All in all, an “interesting” experience. Jeanette and I emerged battle-weary, mentally, physically, financially and emotionally drained, but much the wiser as to the ways of the world. Over those years, 1987 to 1990, we would lay awake at nights, unable to sleep, going over and over the excruciating details of the latest trick that our ex-partner had pulled. Jeanette would often say to me, with deep feeling "When is that bastard going to get his just reward?"


Well, years later, he did “get his just reward”. He went bankrupt!  But by the time this happened, when I heard the news, I was way past caring. I had made a new life for myself in Wellington. I had moved on. The events of my former life in Nelson seemed like a dream, a distant memory, a hazy memory of a past life. I had done my 12-step work, I had cried my tears, beat the cushion, and screamed my obscenities at him in the weekend workshops, I had released the demon from my shoulders.  So, when I heard the news of his bankruptcy, the news that would have brought me unsurpassed joy a few short years earlier, I felt ........ nothing.

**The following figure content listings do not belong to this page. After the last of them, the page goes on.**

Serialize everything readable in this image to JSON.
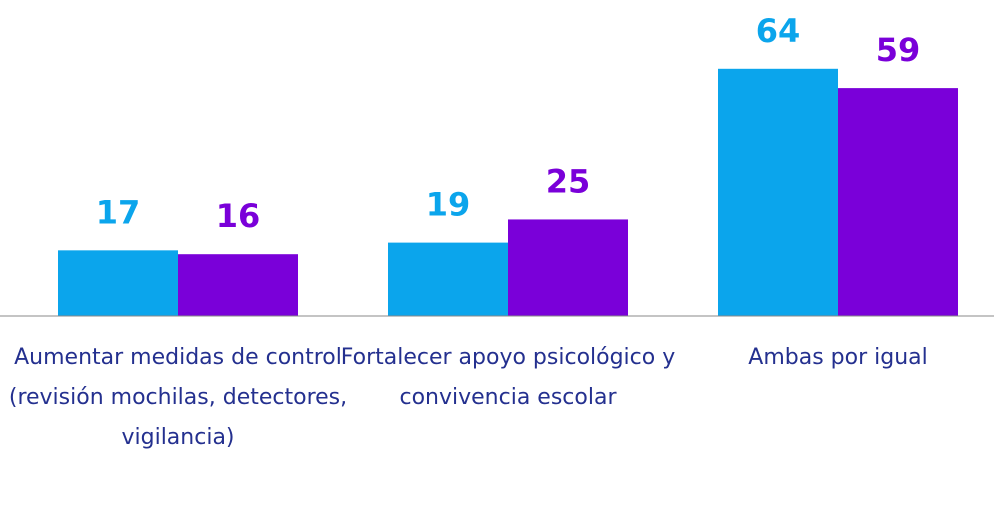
{
  "chart_data": {
    "type": "bar",
    "categories": [
      "Aumentar medidas de control (revisión mochilas, detectores, vigilancia)",
      "Fortalecer apoyo psicológico y convivencia escolar",
      "Ambas por igual"
    ],
    "series": [
      {
        "color": "#0ba5ec",
        "values": [
          17,
          19,
          64
        ]
      },
      {
        "color": "#7a00d9",
        "values": [
          16,
          25,
          59
        ]
      }
    ],
    "ylim": [
      0,
      80
    ]
  }
}
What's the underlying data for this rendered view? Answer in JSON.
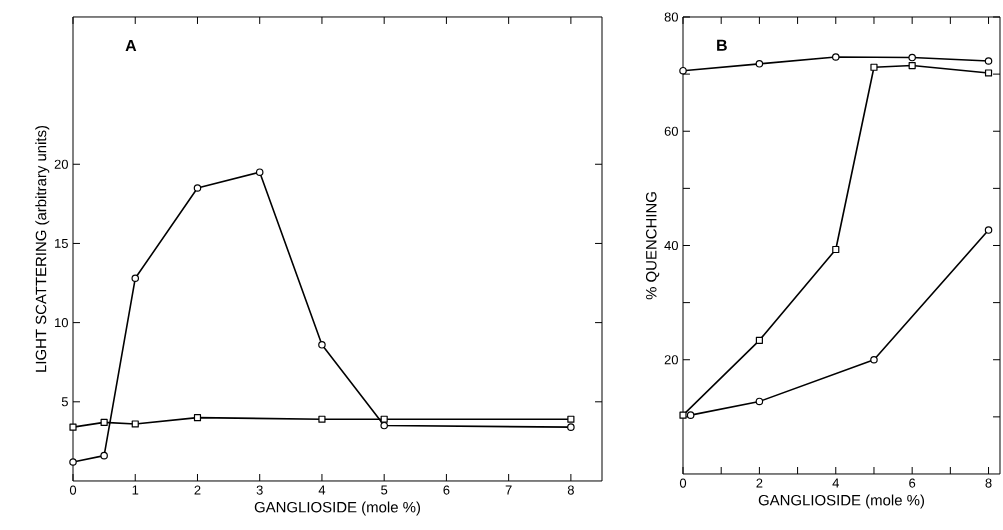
{
  "chart_data": [
    {
      "type": "line",
      "xlabel": "GANGLIOSIDE (mole %)",
      "ylabel": "LIGHT SCATTERING (arbitrary units)",
      "annotations": [
        "A"
      ],
      "xlim": [
        0,
        8.5
      ],
      "ylim": [
        0,
        29.3
      ],
      "xticks": [
        0,
        1,
        2,
        3,
        4,
        5,
        6,
        7,
        8
      ],
      "yticks": [
        5,
        10,
        15,
        20
      ],
      "line_style": "solid",
      "series": [
        {
          "color": "#000000",
          "marker": "circle",
          "x": [
            0,
            0.5,
            1,
            2,
            3,
            4,
            5,
            8
          ],
          "values": [
            1.2,
            1.6,
            12.8,
            18.5,
            19.5,
            8.6,
            3.5,
            3.4
          ]
        },
        {
          "color": "#000000",
          "marker": "square",
          "x": [
            0,
            0.5,
            1,
            2,
            4,
            5,
            8
          ],
          "values": [
            3.4,
            3.7,
            3.6,
            4.0,
            3.9,
            3.9,
            3.9
          ]
        }
      ]
    },
    {
      "type": "line",
      "xlabel": "GANGLIOSIDE (mole %)",
      "ylabel": "% QUENCHING",
      "annotations": [
        "B"
      ],
      "xlim": [
        0,
        8.3
      ],
      "ylim": [
        0,
        80
      ],
      "xticks": [
        0,
        {
          "value": 1,
          "label": null
        },
        2,
        {
          "value": 3,
          "label": null
        },
        4,
        {
          "value": 5,
          "label": null
        },
        6,
        {
          "value": 7,
          "label": null
        },
        8
      ],
      "yticks": [
        {
          "value": 10,
          "label": null
        },
        20,
        {
          "value": 30,
          "label": null
        },
        40,
        {
          "value": 50,
          "label": null
        },
        60,
        {
          "value": 70,
          "label": null
        },
        80
      ],
      "line_style": "solid",
      "series": [
        {
          "color": "#000000",
          "marker": "circle",
          "x": [
            0,
            2,
            4,
            6,
            8
          ],
          "values": [
            70.6,
            71.8,
            73.0,
            72.9,
            72.3
          ]
        },
        {
          "color": "#000000",
          "marker": "square",
          "x": [
            0,
            2,
            4,
            5,
            6,
            8
          ],
          "values": [
            10.3,
            23.4,
            39.3,
            71.2,
            71.5,
            70.2
          ]
        },
        {
          "color": "#000000",
          "marker": "circle",
          "x": [
            0.2,
            2,
            5,
            8
          ],
          "values": [
            10.3,
            12.7,
            20.0,
            42.7
          ]
        }
      ]
    }
  ]
}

Looking back though, I realize that I gained much from the whole experience. I remember well the time when I cried out in anguish to our lawyer  “How long will this drag on for? All I want is justice!!!”.  John looked at me very coolly and said “If you want justice, you will not find it here, all you will get here is the law, and “the law” and “justice” are not the same thing.”


Years later I was to realize that the above brief conversation was a defining moment in my life: the moment when I realized that our “tribal system” that I had been relying on had totally failed me, and my only option was to stand on my own feet and find my own answers.

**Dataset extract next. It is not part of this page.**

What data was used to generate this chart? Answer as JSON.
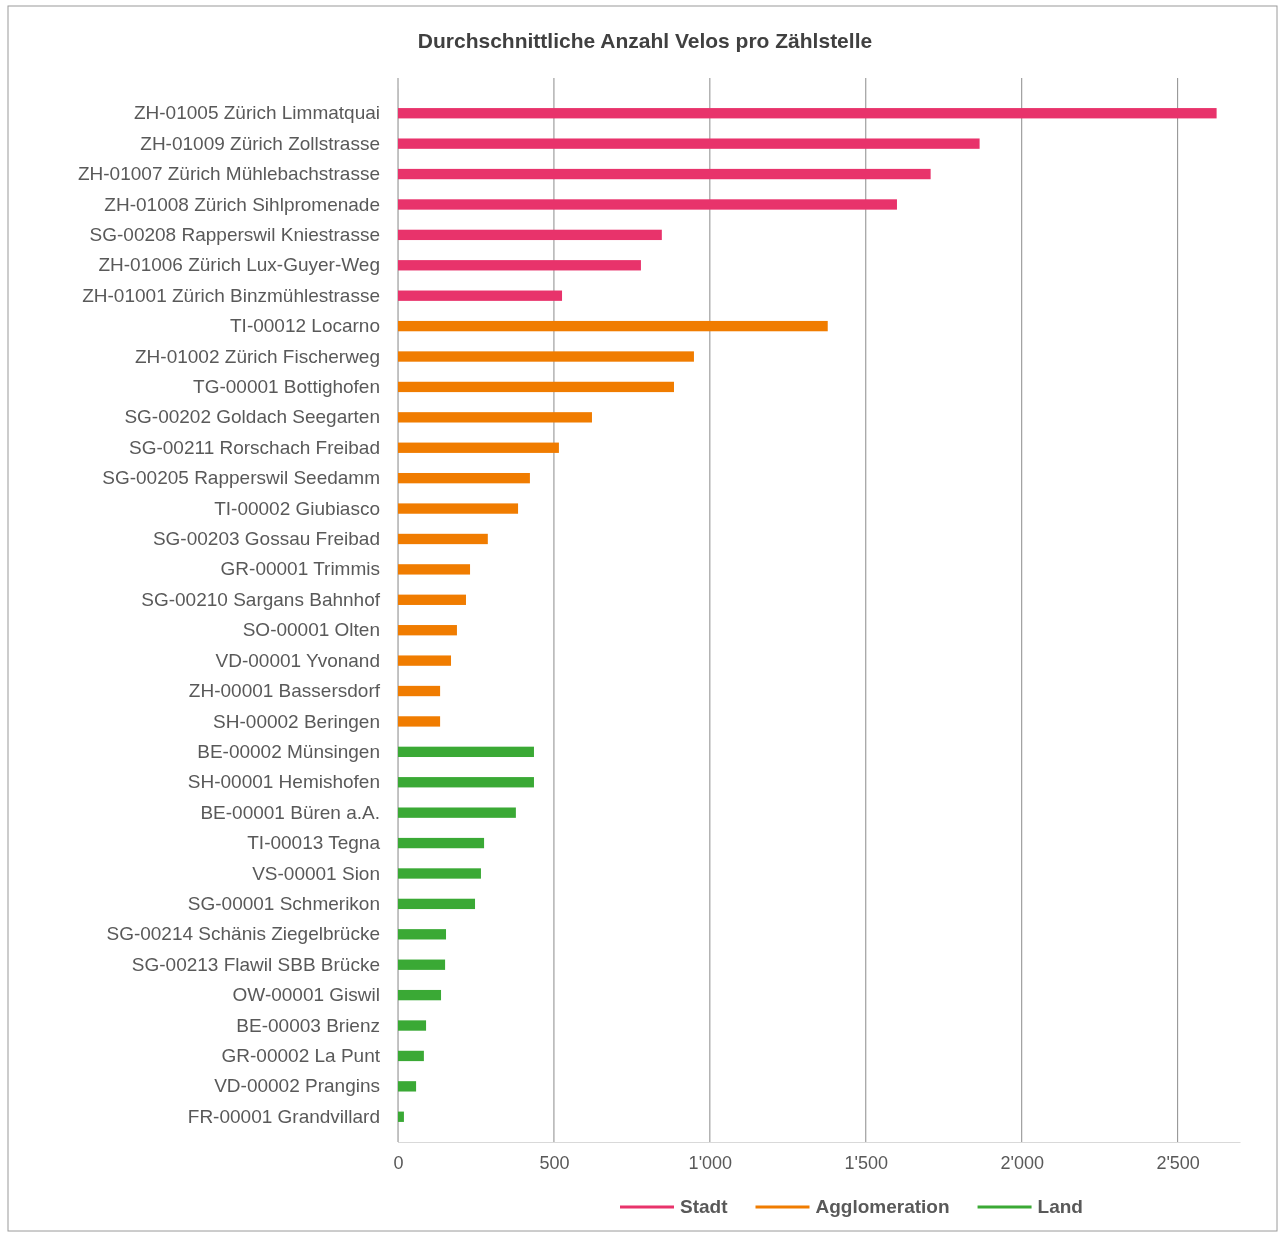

Another defining moment was on the Monday morning immediately following the separation of the two businesses. I visited my former partner, Josh, and handed over a few small items of his that we had inadvertently removed when we had moved out of the building.  I requested that he hand over a few items of ours that we had mistakenly left behind.


He looked at me coldly, and said scornfully  “Tough luck, they are mine now!”  I froze where I stood. I had always assumed that everyone in the world was basically decent, honest, and helpful.  I turned and walked the final long walk out of that shop, never to return.  We never ever spoke to each other again, except through our lawyers.